Some web applications use more than one cookie simultaneously within the same area of the site. You can configure the SessionLinker to maintain links from a single CA SiteMinder® session to a number of cookies. A maximum of ten foreign session cookies can be linked to a single CA SiteMinder® session.

Follow these steps:

1. Determine the correct configuration string for each cookie.

   Note: Each configuration string requires at least a COOKIE directive, but any of the directives can be combined.

2. Assign an integer from 0 through 9 to each cookie.
3. Append the selected number to the directive name.

   Note: You can use any number for each set of directives but the settings for a single cookie require the same number.

4. Concatenate the separate configuration strings into a single string.
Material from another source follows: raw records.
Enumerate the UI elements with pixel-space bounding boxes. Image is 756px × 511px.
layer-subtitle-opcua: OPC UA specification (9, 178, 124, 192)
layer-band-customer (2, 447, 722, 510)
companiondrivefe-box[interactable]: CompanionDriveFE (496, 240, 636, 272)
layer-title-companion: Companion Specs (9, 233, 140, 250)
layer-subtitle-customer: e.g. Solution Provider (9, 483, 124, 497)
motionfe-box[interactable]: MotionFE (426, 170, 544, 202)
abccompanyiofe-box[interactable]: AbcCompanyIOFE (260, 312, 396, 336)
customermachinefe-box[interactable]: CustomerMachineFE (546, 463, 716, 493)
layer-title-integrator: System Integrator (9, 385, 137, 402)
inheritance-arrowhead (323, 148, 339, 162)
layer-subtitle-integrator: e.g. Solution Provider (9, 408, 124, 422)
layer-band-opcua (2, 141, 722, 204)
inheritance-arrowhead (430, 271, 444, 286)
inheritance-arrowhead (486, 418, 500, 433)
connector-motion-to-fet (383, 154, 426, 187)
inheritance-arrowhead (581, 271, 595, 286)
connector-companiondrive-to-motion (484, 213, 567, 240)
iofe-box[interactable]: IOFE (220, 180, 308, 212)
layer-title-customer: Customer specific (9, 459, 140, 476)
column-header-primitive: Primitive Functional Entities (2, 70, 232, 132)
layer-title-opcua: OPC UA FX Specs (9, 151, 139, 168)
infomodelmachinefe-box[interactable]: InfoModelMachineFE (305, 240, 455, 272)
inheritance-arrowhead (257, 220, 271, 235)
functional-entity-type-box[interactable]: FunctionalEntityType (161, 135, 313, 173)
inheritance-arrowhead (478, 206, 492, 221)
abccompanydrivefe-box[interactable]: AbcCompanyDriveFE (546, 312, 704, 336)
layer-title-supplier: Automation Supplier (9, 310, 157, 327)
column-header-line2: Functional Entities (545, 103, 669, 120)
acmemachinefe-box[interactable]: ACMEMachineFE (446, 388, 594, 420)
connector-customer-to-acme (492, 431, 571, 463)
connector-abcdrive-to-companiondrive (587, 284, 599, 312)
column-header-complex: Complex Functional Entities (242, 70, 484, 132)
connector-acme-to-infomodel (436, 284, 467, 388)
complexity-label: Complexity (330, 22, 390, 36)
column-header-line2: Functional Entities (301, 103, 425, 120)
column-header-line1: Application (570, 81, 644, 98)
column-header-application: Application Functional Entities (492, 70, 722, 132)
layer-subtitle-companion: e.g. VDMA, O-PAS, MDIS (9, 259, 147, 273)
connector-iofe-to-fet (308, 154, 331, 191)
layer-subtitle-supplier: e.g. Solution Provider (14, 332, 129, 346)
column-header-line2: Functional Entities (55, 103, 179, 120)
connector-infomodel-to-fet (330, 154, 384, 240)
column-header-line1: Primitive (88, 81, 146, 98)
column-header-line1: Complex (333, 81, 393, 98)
SessionLinker Troubleshooting

If an error occurs, consider the following possibilities to troubleshoot the error:

• Verify that the valid SMSESSION cookie and FOREIGN SESSION cookie are set at the user and are passed to the CA SiteMinder® SPS.
• If you enabled the SessionLinker using the webagent.conf file, verify that the web agent is enabled.
• Verify that the SessionLinker ACO syntax is correct.
• If agent tracing is enabled in the SessionLinker ACO, verify the logs and trace messages in the agent logs and trace.
• Verify that the CA SiteMinder® SPS loaded the SessionLinker plug-in binary properly. Check the agents.log file for log messages. If there are any errors, check if any dependent libraries exist for the SessionLinker plug-in library on the CA SiteMinder® SPS.
• If a request is rejected, verify that the session identifiers on CA SiteMinder® Policy Server (SMSESSION) and application web server (FOREIGN SESSION) are linked are the same user.